Od 5 listopada w Łańcucie będzie można zobaczyć wystawę zabytków, które niedawno odnaleziono w Peru. To 21 - głównie obrazów - które wraz z setkami innych dzieł, w 1944 roku wywiózł z Zamku Alfred Potocki.
Właścicielką kolekcji była Włoszka, która pożyczyła pieniądze Stanisławowi Potockiemu - bratankowi i spadkobiercy Alfreda Potockiego. Po śmierci Stanisława, kobieta postanowiła sprzedać kolekcję. Kupiły ją niedawno 2 Fundacje: Trzy Trąby oraz Feliksa Sobańskiego.
Najcenniejsze dzieła to portrety Jana III Sobieskiego i Królowej Marysieńki.

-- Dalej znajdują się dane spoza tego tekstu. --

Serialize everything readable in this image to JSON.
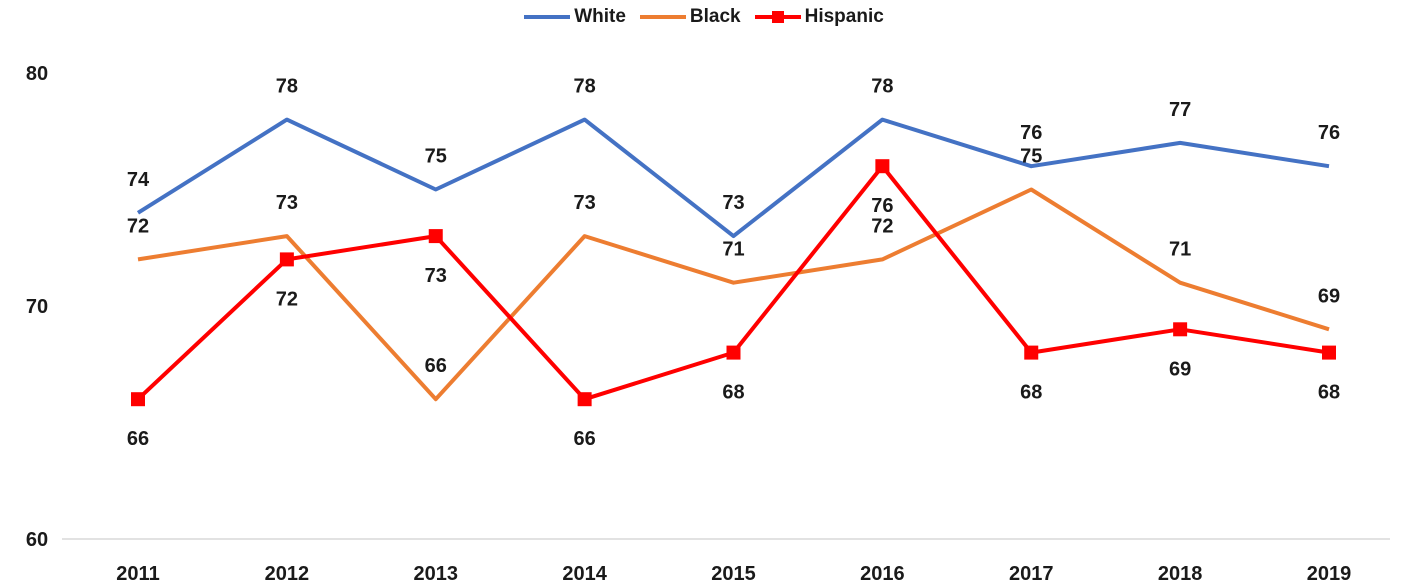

Jest także m.in. obraz przedstawiający świętą rodzinę z czasów odsieczy wiedeńskiej. W Łańcucie najprawdopodobniej zostanie jeden z portretów - przedstawiający Jana Potockiego. Przed 1944 rokiem znajdował się w bibliotece zamku. Zabytki są obecnie konserwowane.
Przed zakończeniem wojny, z Łańcuta wywieziono pociągiem w różne części Europy około 600 skrzyń z zabytkami z Zamku. Cześć z nich została sprzedana. Niektóre pojawiają się co jakiś czas na zagranicznych aukcjach. Kolekcja z Peru została zakupiona za równowartość około 180 tys zł.